Deploying to Production 101: deploying safely and putting out fires

#webdev #devops

What can make deploying to production scary? Perhaps it’s your first time going through the process. Or you’re deploying to a service with high user traffic. Or your Pull Request introduces potentially risky changes. Check, check, check - these scenarios applied to my first major deploy. I was also hit by chaos monkey during it (more info on chaos engineering).

Things went sideways during my first major deploy to production, but from the experience, I learned how to conduct better deploys and gained a stronger understanding of what and how to monitor.

What is "deploying"?

Your API or frontend service on localhost:8080/3000 can’t be accessed by others if they go to that URL from their computer. It lives on your computer and can be accessed only by you.

Generally speaking, deploying is the process of taking your local development environment and making it publicly available on a remote host, allowing other users with the URL to access your application. The deployment process is continuous; as you make updates to your application locally, you deploy the new code to make it publicly available.

How to deploy?

Deployment processes vary.

I deployed my Flatiron School Ruby on Rails, React final project to Heroku with a few terminal commands.

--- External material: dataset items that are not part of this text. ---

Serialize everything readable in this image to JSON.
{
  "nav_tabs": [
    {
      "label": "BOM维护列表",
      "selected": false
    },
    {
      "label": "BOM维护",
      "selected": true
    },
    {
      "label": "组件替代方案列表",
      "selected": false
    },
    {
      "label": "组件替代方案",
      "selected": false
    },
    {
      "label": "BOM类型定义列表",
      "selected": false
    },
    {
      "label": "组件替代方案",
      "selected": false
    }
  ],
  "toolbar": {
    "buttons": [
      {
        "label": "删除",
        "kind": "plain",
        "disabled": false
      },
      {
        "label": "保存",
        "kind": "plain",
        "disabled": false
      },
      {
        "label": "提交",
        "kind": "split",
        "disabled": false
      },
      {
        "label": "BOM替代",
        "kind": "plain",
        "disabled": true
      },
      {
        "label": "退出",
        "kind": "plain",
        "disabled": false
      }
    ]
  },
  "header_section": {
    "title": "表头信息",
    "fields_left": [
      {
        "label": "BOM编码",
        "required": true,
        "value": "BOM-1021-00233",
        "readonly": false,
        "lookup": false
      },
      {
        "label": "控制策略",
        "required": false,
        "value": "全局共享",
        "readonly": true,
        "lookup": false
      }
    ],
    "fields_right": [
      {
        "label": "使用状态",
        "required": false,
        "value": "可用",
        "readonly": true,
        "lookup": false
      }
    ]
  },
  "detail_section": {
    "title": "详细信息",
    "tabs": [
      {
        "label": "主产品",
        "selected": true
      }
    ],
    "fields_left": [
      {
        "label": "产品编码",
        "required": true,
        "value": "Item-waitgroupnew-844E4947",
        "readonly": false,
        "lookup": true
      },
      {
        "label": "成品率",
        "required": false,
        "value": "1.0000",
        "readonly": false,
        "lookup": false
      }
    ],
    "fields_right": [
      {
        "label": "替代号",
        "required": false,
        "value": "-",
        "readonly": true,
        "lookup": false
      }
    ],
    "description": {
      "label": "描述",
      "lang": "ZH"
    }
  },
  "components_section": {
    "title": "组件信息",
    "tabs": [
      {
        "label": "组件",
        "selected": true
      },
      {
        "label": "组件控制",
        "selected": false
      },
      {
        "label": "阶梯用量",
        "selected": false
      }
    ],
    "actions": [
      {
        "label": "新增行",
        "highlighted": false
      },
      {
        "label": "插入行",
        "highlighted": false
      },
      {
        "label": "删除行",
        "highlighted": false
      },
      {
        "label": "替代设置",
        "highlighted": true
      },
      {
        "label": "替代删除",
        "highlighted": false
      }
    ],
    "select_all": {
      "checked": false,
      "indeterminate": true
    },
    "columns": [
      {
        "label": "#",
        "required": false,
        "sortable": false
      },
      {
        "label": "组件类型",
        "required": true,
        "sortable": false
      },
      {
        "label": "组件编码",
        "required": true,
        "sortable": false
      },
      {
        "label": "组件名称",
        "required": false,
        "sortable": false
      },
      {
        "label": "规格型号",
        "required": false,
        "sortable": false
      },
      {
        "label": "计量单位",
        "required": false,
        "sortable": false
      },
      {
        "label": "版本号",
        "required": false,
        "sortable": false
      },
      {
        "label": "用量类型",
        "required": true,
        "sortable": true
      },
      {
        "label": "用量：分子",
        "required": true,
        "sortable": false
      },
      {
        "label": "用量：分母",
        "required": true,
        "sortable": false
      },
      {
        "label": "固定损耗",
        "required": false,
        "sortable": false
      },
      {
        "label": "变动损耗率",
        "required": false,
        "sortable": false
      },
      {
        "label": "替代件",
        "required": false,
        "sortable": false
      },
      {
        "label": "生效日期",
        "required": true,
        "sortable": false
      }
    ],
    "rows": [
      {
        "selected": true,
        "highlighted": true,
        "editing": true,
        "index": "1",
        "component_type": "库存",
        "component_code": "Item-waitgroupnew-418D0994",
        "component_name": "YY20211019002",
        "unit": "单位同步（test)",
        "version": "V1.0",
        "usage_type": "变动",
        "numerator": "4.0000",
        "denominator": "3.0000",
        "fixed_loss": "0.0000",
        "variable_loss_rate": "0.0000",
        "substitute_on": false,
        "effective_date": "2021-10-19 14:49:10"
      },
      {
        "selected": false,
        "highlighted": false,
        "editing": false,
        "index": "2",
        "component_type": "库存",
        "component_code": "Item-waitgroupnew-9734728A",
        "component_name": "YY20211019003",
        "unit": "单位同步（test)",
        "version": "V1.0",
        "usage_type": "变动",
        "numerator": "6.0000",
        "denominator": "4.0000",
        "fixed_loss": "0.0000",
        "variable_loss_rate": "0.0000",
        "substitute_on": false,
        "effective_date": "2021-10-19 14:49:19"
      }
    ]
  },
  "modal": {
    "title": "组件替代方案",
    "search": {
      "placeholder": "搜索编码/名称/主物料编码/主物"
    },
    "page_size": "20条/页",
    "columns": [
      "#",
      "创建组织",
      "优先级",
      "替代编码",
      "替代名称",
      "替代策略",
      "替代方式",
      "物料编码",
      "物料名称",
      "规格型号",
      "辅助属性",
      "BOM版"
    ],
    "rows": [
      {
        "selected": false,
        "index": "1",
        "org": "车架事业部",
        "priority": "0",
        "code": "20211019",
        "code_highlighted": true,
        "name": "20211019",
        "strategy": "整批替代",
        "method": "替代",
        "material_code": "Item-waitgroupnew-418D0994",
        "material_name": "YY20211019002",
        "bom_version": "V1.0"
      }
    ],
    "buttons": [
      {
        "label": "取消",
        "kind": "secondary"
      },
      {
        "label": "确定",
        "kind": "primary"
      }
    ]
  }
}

At work, my deploys are a multi-step process in which I release new code in stages and to different environments, as opposed to releasing it fully to production right away. The environments/steps are:

Staging: A sandbox environment that is nearly identical to production. In this step, the new code is tested and monitored to ensure everything is working in harmony under a production-like environment.
Canary: A single production node. In this step, the new code is released to a small percentage of real users and monitored for any issues that might not have been caught earlier.
More subsets of production: In this step, the new code is released to more production nodes but not yet all of production. And (as you've guessed by now) it is monitored, monitored, monitored before released to 100% of production.
Production 🎉

The multi-step process is great because it’s a series of gates to catch any bugs before the new code is put in front of users. The deploy doesn’t run on its own, however. At each step, engineers approve if the new code gets to pass onto the next, so the success of a deployment process like this depends on understanding how to monitor and following best practices.

Best Practices

From my first major deploy that went awry, I learned the key things to practice in future deploys. Here’s my advice, which hopefully can be applied to your process.

(1) Let the new code “bake” longer in each deployment phase

At work, teams define how long you must wait on staging, canary, etc. before moving on to the next step. We call this wait period “baking”, in which you see if any errors manifest from and/or alarms are set off by the new changes you’ve introduced to the application. Once you’ve waited the bake period and verified that all is well, you can proceed to the next deployment phase. I like to wait an additional 10-15 minutes in each step for extra monitoring and QAing to make sure I feel confident that the new changes are safe to roll out to production.

(2) Monitor, monitor, monitor, and then monitor some more

A successful deploy is hinged on thorough monitoring, and it starts with understanding how the code you're going to deploy interacts with the rest of the application and what kinds of errors/issues you want to be on the lookout for. Also, it’s important to get comfortable with your team’s monitoring tools and understand what purpose they serve. For example, the tools I use during deploys fall into two investigation modes: is something broken? how is it broken? For the former, I look to Grafana for a big picture overview on whether the system is healthy and changes to key stats (ie. number of 5xx responses). For investigating how something is broken, I use Kibana to look at individual logs and do queries (ie. filtering logs by whether they are classified as a warning, error, or critical) to trace where in the application the issue is happening.

(3) Actively communicate with teammates when there is an issue
Seeing your deploy go on 🔥 can be scary, but everyone has gone through/will go through a problematic deploy. Alert your team if something goes wrong and include any helpful information in the message, like links to graphs or logs that show what/where the issue is. Get confirmation on what to do next if you’re unsure - pause your deploy? rollback? An application is owned by a team, and everyone shares the responsibility to keep it healthy and running.

Anything can happen during a deploy—related or unrelated to your code changes, which is why I find the process intimidating. But learning how to make the deployment process in itself a safeguard has made me feel more equipped to conduct deploys successfully.